In the ERα expressing ATCC MCF7 cells, compound 11b did not demonstrate inhibition, while compound 13 gave a GI50 value of 51.7 μM. In these cells, all 3 compounds tested were toxic at a concentration of 25 μM. Additionally, the growth inhibition of ER-negative MDA-MB231 cells was also assayed.23,24 11b, 13, and RAL did not demonstrate significant growth inhibitory activity against this cell line but the compounds again demonstrated toxicity at 25 μM. This can also be seen in the supplementary information.
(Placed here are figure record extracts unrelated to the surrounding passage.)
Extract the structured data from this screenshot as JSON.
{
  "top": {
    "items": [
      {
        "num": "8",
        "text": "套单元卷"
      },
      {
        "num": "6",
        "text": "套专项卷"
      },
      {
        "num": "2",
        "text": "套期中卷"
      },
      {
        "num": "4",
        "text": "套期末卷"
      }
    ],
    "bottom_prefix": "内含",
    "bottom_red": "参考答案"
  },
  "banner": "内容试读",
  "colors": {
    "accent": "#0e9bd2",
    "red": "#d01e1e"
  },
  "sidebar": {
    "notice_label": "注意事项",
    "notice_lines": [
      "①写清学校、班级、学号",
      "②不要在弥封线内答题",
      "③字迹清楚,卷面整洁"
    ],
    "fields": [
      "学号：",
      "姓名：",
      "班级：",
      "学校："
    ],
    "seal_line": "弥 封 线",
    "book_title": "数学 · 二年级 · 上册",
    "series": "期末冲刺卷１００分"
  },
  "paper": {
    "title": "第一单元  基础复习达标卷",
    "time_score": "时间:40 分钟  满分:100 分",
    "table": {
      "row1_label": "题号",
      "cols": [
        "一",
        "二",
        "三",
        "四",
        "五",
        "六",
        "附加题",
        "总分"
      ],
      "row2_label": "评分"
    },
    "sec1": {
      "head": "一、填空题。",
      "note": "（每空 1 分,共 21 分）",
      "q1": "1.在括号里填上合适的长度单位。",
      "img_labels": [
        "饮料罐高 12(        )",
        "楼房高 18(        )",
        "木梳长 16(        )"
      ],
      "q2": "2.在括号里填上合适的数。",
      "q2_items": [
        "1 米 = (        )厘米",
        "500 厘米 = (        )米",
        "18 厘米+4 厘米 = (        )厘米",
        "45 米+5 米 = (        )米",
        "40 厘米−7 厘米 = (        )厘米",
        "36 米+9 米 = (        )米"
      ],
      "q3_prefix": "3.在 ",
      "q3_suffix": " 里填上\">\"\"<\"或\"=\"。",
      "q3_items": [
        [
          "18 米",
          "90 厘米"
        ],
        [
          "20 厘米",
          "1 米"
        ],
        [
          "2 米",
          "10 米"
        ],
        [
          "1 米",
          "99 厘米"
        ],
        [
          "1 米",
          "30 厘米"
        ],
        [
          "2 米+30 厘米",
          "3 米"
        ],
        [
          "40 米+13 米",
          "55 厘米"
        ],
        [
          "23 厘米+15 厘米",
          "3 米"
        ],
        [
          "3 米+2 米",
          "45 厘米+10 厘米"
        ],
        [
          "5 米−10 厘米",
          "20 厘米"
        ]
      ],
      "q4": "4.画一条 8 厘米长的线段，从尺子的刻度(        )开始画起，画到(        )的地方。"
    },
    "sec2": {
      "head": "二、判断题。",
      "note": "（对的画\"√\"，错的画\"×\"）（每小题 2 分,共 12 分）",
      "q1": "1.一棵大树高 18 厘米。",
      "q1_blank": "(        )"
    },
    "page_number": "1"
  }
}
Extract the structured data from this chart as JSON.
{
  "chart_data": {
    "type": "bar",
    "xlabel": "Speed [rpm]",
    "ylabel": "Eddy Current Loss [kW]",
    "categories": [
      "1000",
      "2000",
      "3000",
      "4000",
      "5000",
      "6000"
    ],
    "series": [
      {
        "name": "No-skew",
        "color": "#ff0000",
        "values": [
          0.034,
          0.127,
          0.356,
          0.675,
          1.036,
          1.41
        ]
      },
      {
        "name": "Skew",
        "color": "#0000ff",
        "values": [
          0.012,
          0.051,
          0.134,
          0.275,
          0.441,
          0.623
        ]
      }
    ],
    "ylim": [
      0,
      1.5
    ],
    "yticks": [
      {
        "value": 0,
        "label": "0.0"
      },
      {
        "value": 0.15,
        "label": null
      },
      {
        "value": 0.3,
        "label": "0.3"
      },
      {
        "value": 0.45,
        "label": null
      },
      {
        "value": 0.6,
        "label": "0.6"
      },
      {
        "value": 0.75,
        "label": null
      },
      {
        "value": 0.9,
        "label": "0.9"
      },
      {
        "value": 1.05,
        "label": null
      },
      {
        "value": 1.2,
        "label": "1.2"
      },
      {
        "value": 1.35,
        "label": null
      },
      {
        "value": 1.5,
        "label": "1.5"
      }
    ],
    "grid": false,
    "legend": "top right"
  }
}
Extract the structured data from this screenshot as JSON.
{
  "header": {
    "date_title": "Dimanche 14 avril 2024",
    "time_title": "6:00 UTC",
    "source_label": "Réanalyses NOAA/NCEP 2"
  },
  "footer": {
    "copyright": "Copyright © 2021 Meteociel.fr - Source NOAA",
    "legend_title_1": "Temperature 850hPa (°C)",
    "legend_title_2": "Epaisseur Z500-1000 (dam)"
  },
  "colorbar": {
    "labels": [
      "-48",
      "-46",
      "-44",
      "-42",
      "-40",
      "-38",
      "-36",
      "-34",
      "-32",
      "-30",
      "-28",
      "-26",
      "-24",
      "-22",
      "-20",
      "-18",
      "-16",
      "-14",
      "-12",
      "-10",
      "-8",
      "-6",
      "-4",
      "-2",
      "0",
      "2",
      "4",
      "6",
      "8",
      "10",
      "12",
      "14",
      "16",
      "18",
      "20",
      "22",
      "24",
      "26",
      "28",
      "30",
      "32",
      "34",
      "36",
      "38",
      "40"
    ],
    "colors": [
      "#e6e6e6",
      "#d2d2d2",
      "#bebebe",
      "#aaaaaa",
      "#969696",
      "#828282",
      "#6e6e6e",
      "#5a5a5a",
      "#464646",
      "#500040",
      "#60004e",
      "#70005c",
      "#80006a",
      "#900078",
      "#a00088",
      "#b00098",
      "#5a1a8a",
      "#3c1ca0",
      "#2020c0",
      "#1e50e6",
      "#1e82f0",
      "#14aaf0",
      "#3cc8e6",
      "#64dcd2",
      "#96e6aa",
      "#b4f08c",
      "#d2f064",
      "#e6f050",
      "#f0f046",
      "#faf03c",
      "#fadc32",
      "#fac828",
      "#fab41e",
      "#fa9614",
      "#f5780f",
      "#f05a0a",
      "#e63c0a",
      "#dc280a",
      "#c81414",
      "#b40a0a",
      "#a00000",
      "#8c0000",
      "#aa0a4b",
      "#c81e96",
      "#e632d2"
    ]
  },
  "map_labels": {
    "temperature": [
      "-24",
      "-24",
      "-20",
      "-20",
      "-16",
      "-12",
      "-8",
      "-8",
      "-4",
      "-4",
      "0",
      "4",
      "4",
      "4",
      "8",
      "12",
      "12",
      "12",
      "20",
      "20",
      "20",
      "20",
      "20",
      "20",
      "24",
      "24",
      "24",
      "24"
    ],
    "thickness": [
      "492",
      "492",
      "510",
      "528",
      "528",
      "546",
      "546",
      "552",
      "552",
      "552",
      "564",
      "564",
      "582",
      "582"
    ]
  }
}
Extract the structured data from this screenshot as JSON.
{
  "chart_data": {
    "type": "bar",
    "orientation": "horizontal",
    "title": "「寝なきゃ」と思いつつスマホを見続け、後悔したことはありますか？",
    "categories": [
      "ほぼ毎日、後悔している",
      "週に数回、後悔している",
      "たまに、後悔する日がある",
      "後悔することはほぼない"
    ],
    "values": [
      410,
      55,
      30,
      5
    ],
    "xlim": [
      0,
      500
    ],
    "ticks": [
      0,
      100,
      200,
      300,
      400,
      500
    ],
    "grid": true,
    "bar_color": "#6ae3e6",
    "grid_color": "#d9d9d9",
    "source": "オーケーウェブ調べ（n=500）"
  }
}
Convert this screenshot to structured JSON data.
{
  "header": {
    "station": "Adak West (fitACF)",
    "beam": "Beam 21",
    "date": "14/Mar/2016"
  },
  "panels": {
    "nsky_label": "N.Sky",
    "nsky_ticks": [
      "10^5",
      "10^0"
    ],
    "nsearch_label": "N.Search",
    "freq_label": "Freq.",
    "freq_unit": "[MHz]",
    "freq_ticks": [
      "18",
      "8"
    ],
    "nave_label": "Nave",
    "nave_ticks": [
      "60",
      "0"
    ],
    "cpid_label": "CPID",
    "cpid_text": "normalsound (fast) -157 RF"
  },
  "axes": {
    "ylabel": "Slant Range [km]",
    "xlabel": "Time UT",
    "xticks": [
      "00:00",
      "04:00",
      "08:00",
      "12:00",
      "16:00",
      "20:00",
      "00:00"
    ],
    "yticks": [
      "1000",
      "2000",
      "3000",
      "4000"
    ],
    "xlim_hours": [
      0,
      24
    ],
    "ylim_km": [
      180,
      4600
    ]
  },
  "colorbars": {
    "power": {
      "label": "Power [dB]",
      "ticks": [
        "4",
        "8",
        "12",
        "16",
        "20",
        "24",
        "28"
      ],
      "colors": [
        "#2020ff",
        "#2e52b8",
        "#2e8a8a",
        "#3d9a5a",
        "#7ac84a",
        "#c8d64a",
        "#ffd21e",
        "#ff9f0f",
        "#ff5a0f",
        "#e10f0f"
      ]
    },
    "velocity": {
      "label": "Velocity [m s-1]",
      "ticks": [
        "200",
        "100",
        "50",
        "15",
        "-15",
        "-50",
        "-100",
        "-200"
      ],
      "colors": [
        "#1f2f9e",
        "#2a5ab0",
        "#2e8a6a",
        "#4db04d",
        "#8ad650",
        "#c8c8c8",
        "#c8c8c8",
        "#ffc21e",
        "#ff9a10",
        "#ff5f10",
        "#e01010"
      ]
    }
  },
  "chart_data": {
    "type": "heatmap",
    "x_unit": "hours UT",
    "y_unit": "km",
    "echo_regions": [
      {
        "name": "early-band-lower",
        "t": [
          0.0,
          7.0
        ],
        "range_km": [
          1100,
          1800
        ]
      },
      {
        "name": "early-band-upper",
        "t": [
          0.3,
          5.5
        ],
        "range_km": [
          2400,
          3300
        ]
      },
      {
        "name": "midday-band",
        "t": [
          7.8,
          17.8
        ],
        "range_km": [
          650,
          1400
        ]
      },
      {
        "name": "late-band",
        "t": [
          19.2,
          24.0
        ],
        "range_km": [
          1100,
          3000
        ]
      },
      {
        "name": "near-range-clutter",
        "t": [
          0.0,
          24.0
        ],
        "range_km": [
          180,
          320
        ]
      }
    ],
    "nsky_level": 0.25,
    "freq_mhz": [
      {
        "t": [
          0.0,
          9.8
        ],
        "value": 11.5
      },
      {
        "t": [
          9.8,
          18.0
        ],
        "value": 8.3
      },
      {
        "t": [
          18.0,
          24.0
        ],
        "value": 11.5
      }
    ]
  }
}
Therefore, this provides support that the compounds are exerting their action through ERβ, because in breast cancer cells expressing both ERβ and ERα a significantly more potent anti-proliferative effect was demonstrated compared to breast cancer cells expressing only ERα or no ERs.
c-Myc is known to play a major role in cell proliferation and malignant transformation in breast cancer.25 E2 has been shown to cause a rapid increase in the level of c-Myc expressed by human breast cancer cells.26 Induction of the expression of ERβ inhibits c-Myc at both the mRNA and protein level, while increasing the levels of its regulators, the cyclin-dependent kinase inhibitors, p21 (Cip1) and p27(Kip1).5 Because of these known links to breast cancer and E2, we chose to investigate how our compounds affected the protein levels of c-Myc, p21, and p27. Western blot analyses (Figure 5) from lysates of MCF-7 cells treated with the indicated compounds and densitometric analyses (Table 2) show compounds 11b and 13 hold promise because of their ability to increase the levels of cyclin-dependent kinase inhibitors and decrease the levels of c-myc, likely inhibiting cell cycle progression and proliferation. PPT, a 410-fold ERα-selective agonist, and DPN, a 70-fold ERβ-selective agonist, were included as controls.27,13
In conclusion, compounds 11b and 13 demonstrate selectivity for ERβ as well as promising antiproliferative effects in breast cancer cells. The compounds are likely acting as agonists for ERβ based on what has been shown about ERβ's activity in breast cancer,4,5,6 and this encourages future investigation. Compared to the lead compounds 3 and 5, 11b and 13 show no affinity for ERα and moderate affinity for ERβ. This initial investigation into the biphenyl C-cyclopropylalkylamide pharmacophore demonstrates the potential of this scaffold to deliver ER-selective antiestrogens. Furthermore, the preliminary SAR provides clues for improving selectivity for ERβ. A subtype-selective agent will help to understand the complex biology of the ERs and their interplay. The arrival of new ER ligands with differential subtype selectivity ratios enables the tailoring of antiestrogenic or estrogenic therapy according to the condition and level of receptor isoforms present in patients.